MP dos Portos deve sofrer novas mudanças e governo pode abandoná-la

Por Jeferson Ribeiro

BRASÍLIA, 8 Mai (Reuters) - O texto da Medida Provisória dos Portos (MP 595) deve ser alvo de novas mudanças durante a votação no plenário da Câmara dos Deputados prevista para esta quarta-feira, descaracterizando ainda mais a proposta do governo federal de mudança do marco regulatório do setor portuário brasileiro.

As principais mudanças devem ser apresentadas por partidos da base governista, que desde o começo da tramitação da medida provisória reclamam da falta de disposição do governo federal para negociar pontos da MP.

A presidente Dilma Rousseff considera fundamental a mudança no marco regulatório dos portos para atacar um dos principais gargalos de transporte do país, mas teme que as mudanças feitas pelo Congresso retirem a competitividade que sua proposta daria ao setor.

"Se as mudanças forem tantas que (a proposta) acaba perdendo a sua característica central que é agilizar os processos de aperfeiçoamento e aprimoramento do sistema portuário brasileiro, se ferir de morte, perde a razão de ser da própria MP", disse a ministra das Relações Institucionais, Ideli Salvatti, no Senado.

Ela ainda tenta negociar com os parlamentares um acordo para votar a MP sem mudanças em relação ao texto aprovado na Comissão Mista que analisou a medida.

FOGO AMIGO

O PMDB, maior partido da base aliada, deve apresentar três destaques ao texto aprovado na comissão mista do Congresso que analisou a matéria. O líder da bancada na Câmara, Eduardo Cunha (PMDB-RJ), comanda as conversas com outros partidos para apresentar uma emenda global que reuniria todas as alterações propostas pelos deputados.

Os peemedebistas querem que todos as áreas dentro dos portos públicos sejam concedidas por meio de outorga. O projeto do governo previa o fim da outorga e a utilização de critérios de maior capacidade de transporte e menor tarifa nas novas concessões.

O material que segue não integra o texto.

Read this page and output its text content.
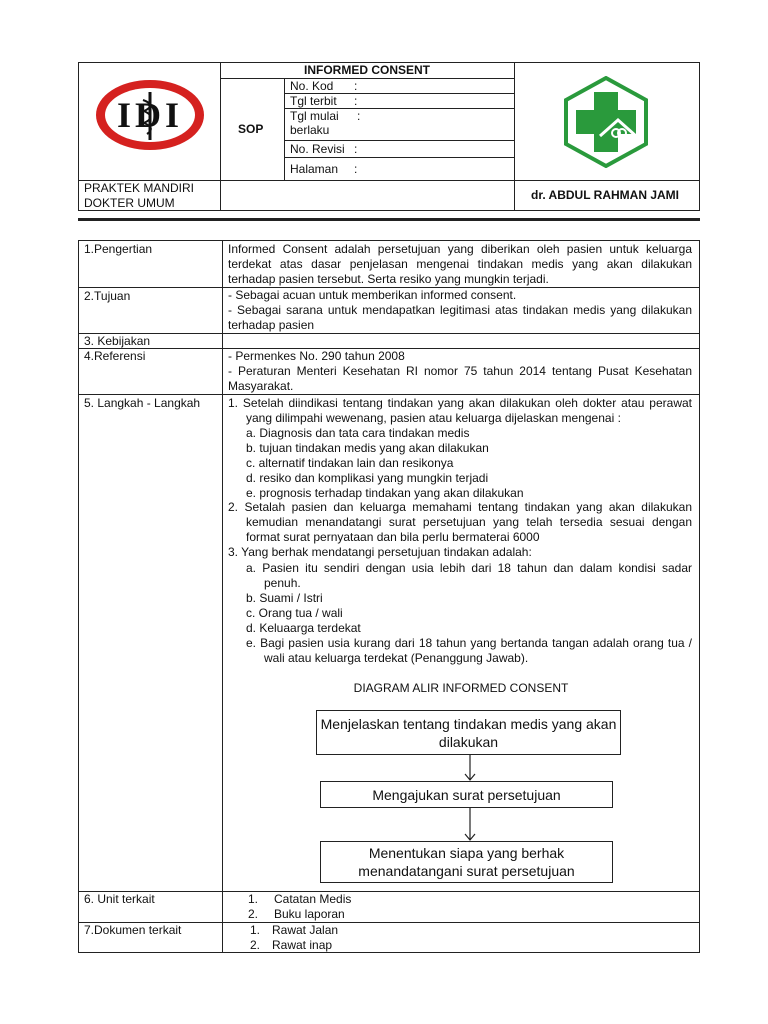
IDI
INFORMED CONSENT
SOP
No. Kod :
Tgl terbit :
Tgl mulai
berlaku
:
No. Revisi :
Halaman :
PRAKTEK MANDIRI
DOKTER UMUM
dr. ABDUL RAHMAN JAMI
1.Pengertian
2.Tujuan
3. Kebijakan
4.Referensi
5. Langkah - Langkah
6. Unit terkait
7.Dokumen terkait
Informed Consent adalah persetujuan yang diberikan oleh pasien untuk keluarga terdekat atas dasar penjelasan mengenai tindakan medis yang akan dilakukan terhadap pasien tersebut. Serta resiko yang mungkin terjadi.
- Sebagai acuan untuk memberikan informed consent.
- Sebagai sarana untuk mendapatkan legitimasi atas tindakan medis yang dilakukan terhadap pasien
- Permenkes No. 290 tahun 2008
- Peraturan Menteri Kesehatan RI nomor 75 tahun 2014 tentang Pusat Kesehatan Masyarakat.
1. Setelah diindikasi tentang tindakan yang akan dilakukan oleh dokter atau perawat yang dilimpahi wewenang, pasien atau keluarga dijelaskan mengenai :
a. Diagnosis dan tata cara tindakan medis
b. tujuan tindakan medis yang akan dilakukan
c. alternatif tindakan lain dan resikonya
d. resiko dan komplikasi yang mungkin terjadi
e. prognosis terhadap tindakan yang akan dilakukan
2. Setalah pasien dan keluarga memahami tentang tindakan yang akan dilakukan kemudian menandatangi surat persetujuan yang telah tersedia sesuai dengan format surat pernyataan dan bila perlu bermaterai 6000
3. Yang berhak mendatangi persetujuan tindakan adalah:
a. Pasien itu sendiri dengan usia lebih dari 18 tahun dan dalam kondisi sadar penuh.
b. Suami / Istri
c. Orang tua / wali
d. Keluaarga terdekat
e. Bagi pasien usia kurang dari 18 tahun yang bertanda tangan adalah orang tua / wali atau keluarga terdekat (Penanggung Jawab).
DIAGRAM ALIR INFORMED CONSENT
Menjelaskan tentang tindakan medis yang akan dilakukan
Mengajukan surat persetujuan
Menentukan siapa yang berhak menandatangani surat persetujuan
1. Catatan Medis
2. Buku laporan
1. Rawat Jalan
2. Rawat inap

O PMDB também apresentará um destaque para tornar mais clara a possibilidade de renovação dos contratos de concessão firmados depois de 1993, quando entrou em vigor o atual marco regulatório. E também pretende limitar a autorização para portos privativos (operados para transporte de cargas próprias das empresas que detêm autorização para instalar terminais) em 50 anos. Depois desse prazo, o ativo seria licitado. O governo também é contra essas mudanças.

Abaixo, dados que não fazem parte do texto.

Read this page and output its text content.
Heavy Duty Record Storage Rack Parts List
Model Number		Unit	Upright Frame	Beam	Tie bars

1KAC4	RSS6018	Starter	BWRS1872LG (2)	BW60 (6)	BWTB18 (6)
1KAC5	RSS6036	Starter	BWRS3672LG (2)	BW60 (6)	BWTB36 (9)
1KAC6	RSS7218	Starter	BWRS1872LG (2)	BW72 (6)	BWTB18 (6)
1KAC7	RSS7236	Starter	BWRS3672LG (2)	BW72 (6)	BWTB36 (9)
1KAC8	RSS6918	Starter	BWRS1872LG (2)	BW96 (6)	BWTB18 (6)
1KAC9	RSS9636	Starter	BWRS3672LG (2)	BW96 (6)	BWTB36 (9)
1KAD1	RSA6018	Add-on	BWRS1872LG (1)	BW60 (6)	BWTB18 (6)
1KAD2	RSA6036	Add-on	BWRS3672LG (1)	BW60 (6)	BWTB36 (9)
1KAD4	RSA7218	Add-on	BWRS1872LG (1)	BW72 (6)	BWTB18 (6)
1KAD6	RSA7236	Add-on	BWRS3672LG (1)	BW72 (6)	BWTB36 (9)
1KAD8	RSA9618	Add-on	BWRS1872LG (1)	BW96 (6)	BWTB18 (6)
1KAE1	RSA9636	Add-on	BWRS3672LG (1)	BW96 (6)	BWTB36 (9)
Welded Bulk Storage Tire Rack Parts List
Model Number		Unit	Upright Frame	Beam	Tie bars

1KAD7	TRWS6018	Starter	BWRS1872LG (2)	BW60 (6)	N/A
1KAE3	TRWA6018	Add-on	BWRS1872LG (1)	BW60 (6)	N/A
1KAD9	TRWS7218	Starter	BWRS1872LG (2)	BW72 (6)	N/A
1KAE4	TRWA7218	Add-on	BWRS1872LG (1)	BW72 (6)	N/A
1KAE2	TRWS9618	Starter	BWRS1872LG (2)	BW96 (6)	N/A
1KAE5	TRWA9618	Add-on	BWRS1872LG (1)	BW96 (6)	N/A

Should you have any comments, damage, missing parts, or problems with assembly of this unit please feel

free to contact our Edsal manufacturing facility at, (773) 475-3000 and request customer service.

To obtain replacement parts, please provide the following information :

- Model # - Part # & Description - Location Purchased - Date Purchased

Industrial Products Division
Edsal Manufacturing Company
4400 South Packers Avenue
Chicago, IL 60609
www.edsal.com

O PSB, por sua vez, quer manter a prerrogativa dos governadores estaduais que têm em seu poder a outorga de portos para fazer licitações e arrendamentos de áreas. O texto original da MP previa que apenas o governo federal poderia fazer isso. Na comissão, uma versão mais branda foi aprovada abrindo a possibilidade de que quando o governo federal considerasse adequado poderia repassar a licitação para o Estado.

Já o PDT também deve apresentar um destaque para suprimir uma parte do texto que trata da contratação de mão-de-obra nos portos privados. O deputado Paulo Pereira da Silva (PDT-SP), que preside a Força Sindical, uma das maiores centrais sindicais do país, ameaça, inclusive, convocar uma greve nos portos caso a MP seja aprovada sem essa supressão.

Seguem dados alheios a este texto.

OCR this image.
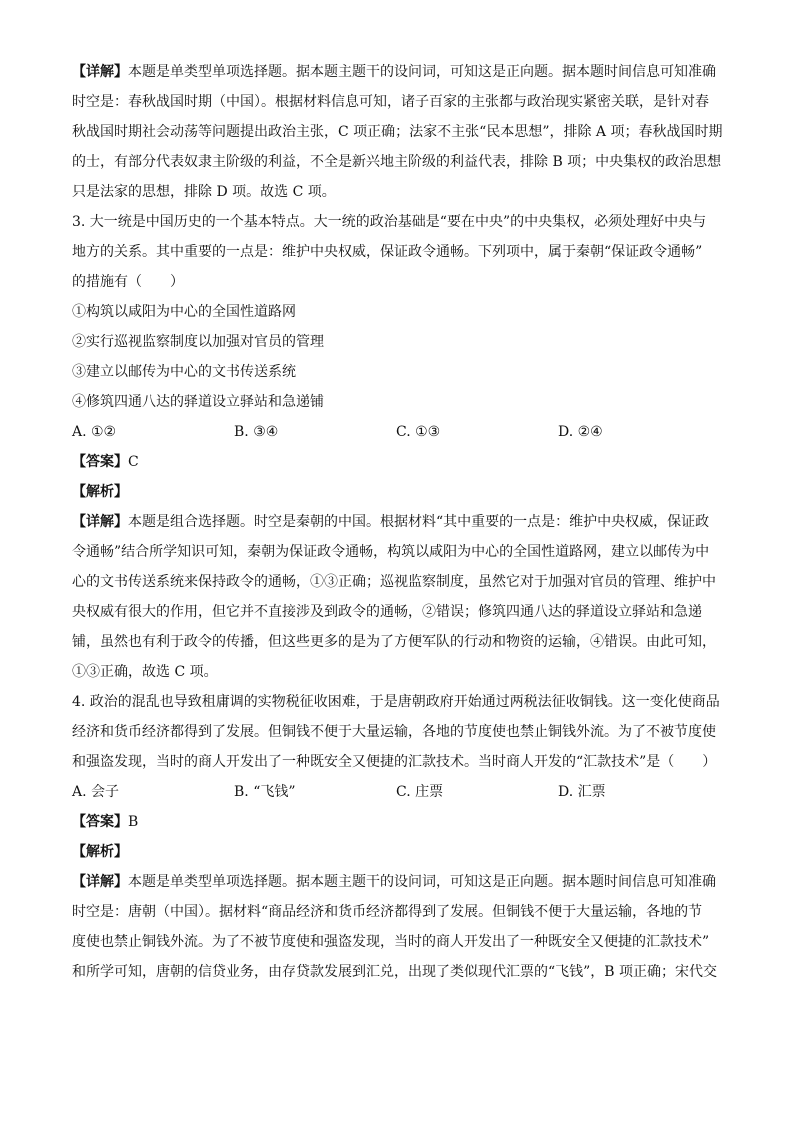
【详解】本题是单类型单项选择题。据本题主题干的设问词，可知这是正向题。据本题时间信息可知准确

时空是：春秋战国时期（中国）。根据材料信息可知，诸子百家的主张都与政治现实紧密关联，是针对春

秋战国时期社会动荡等问题提出政治主张，C 项正确；法家不主张“民本思想”，排除 A 项；春秋战国时期

的士，有部分代表奴隶主阶级的利益，不全是新兴地主阶级的利益代表，排除 B 项；中央集权的政治思想

只是法家的思想，排除 D 项。故选 C 项。

3. 大一统是中国历史的一个基本特点。大一统的政治基础是“要在中央”的中央集权，必须处理好中央与

地方的关系。其中重要的一点是：维护中央权威，保证政令通畅。下列项中，属于秦朝“保证政令通畅”

的措施有（　　）

①构筑以咸阳为中心的全国性道路网

②实行巡视监察制度以加强对官员的管理

③建立以邮传为中心的文书传送系统

④修筑四通八达的驿道设立驿站和急递铺

A. ①②	B. ③④	C. ①③	D. ②④

【答案】C

【解析】

【详解】本题是组合选择题。时空是秦朝的中国。根据材料“其中重要的一点是：维护中央权威，保证政

令通畅”结合所学知识可知，秦朝为保证政令通畅，构筑以咸阳为中心的全国性道路网，建立以邮传为中

心的文书传送系统来保持政令的通畅，①③正确；巡视监察制度，虽然它对于加强对官员的管理、维护中

央权威有很大的作用，但它并不直接涉及到政令的通畅，②错误；修筑四通八达的驿道设立驿站和急递

铺，虽然也有利于政令的传播，但这些更多的是为了方便军队的行动和物资的运输，④错误。由此可知，

①③正确，故选 C 项。

4. 政治的混乱也导致租庸调的实物税征收困难，于是唐朝政府开始通过两税法征收铜钱。这一变化使商品

经济和货币经济都得到了发展。但铜钱不便于大量运输，各地的节度使也禁止铜钱外流。为了不被节度使

和强盗发现，当时的商人开发出了一种既安全又便捷的汇款技术。当时商人开发的“汇款技术”是（　　）

A. 会子	B. “飞钱”	C. 庄票	D. 汇票

【答案】B

【解析】

【详解】本题是单类型单项选择题。据本题主题干的设问词，可知这是正向题。据本题时间信息可知准确

时空是：唐朝（中国）。据材料“商品经济和货币经济都得到了发展。但铜钱不便于大量运输，各地的节

度使也禁止铜钱外流。为了不被节度使和强盗发现，当时的商人开发出了一种既安全又便捷的汇款技术”

和所学可知，唐朝的信贷业务，由存贷款发展到汇兑，出现了类似现代汇票的“飞钱”，B 项正确；宋代交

De acordo com uma fonte do Executivo, que preferiu não ser identificada, mesmo com mudanças essenciais, o governo irá insistir na votação da matéria ainda nesta quarta-feira, para deixar claro quais aliados estão trabalhando contra os seus objetivos. E caso as mudanças sejam muito substanciais, aí o governo trabalharia para não votar o texto no Senado.

Caso a MP não seja aprovada nesta quarta-feira, provavelmente caducará, pois não haveria tempo hábil para que seja aprovada até 16 de maio no Senado Federal, quando perde a validade.

"Ou acaba hoje (a votação) ou ela morre", disse Cunha a jornalistas nesta quarta-feira, depois de se reunir com a bancada peemedebista.